Effective Computational Geometry for Curves and Surfaces

We have made a survey of the literature, designed algorithms, and written software implementing a few algorithms for approximating a given curve made up of several, possibly curved, pieces, by a single polygonal curve. The software is embedded in the CGAL library of geometric algorithms. This task of curve simplification has possible applications in geographic information systems, in computer graphics, in industrial design, or in any area where geometric modelling is involved. The novel feature of our approach is that it addresses curved input pieces and provides output with guaranteed error bounds (under suitable assumptions about the input). We have developed the first algorithms that can mesh surfaces with topological and geometrical guarantees. We have proposed three general algorithms and one for skin surfaces (especially useful in structural biology). The algorithms have been implemented as CGAL packages. One will be commercialised soon by GeometryFactory.

We invented new algorithms for constructing Voronoi diagrams of line segments, circles and general convex convex objects in the plane. These algorithms have implemented and are now commercialised by GeometryFactory. New combinatorial bounds and a new algorithm have been proposed for the Voronoi diagrams of spheres. A prototype implementation is available. For more complex objects, we established an approximation result and implemented an algorithm that produces a certified approximation of Voronoi diagrams of 3D curved objects.

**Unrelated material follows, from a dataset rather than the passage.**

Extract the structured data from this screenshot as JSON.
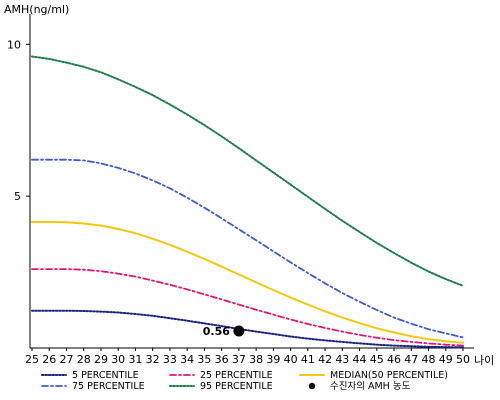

We have devised a unified software platform for the robust construction and manipulation of arrangements of curves in the plane. Our implementation constitutes the state-of-the-art in planar arrangements, and has no parallel in generality, conciseness and usability.

Several new algorithms for surface reconstruction have been developed. On the theoretical level, we made progress on the flow complex. We organized an international contest and participated in another one organized by DIMACS in the US. Our surface reconstruction codes compare favourably with the best codes that participated in the two contests.

We devised robust and efficient methods for manipulating algebraic numbers. Some of the methods are based on separation bounds. Others use techniques like root isolation and Sturm sequences. The implementations are either going to be integrated into LEDA, or into Synaps or into CGAL.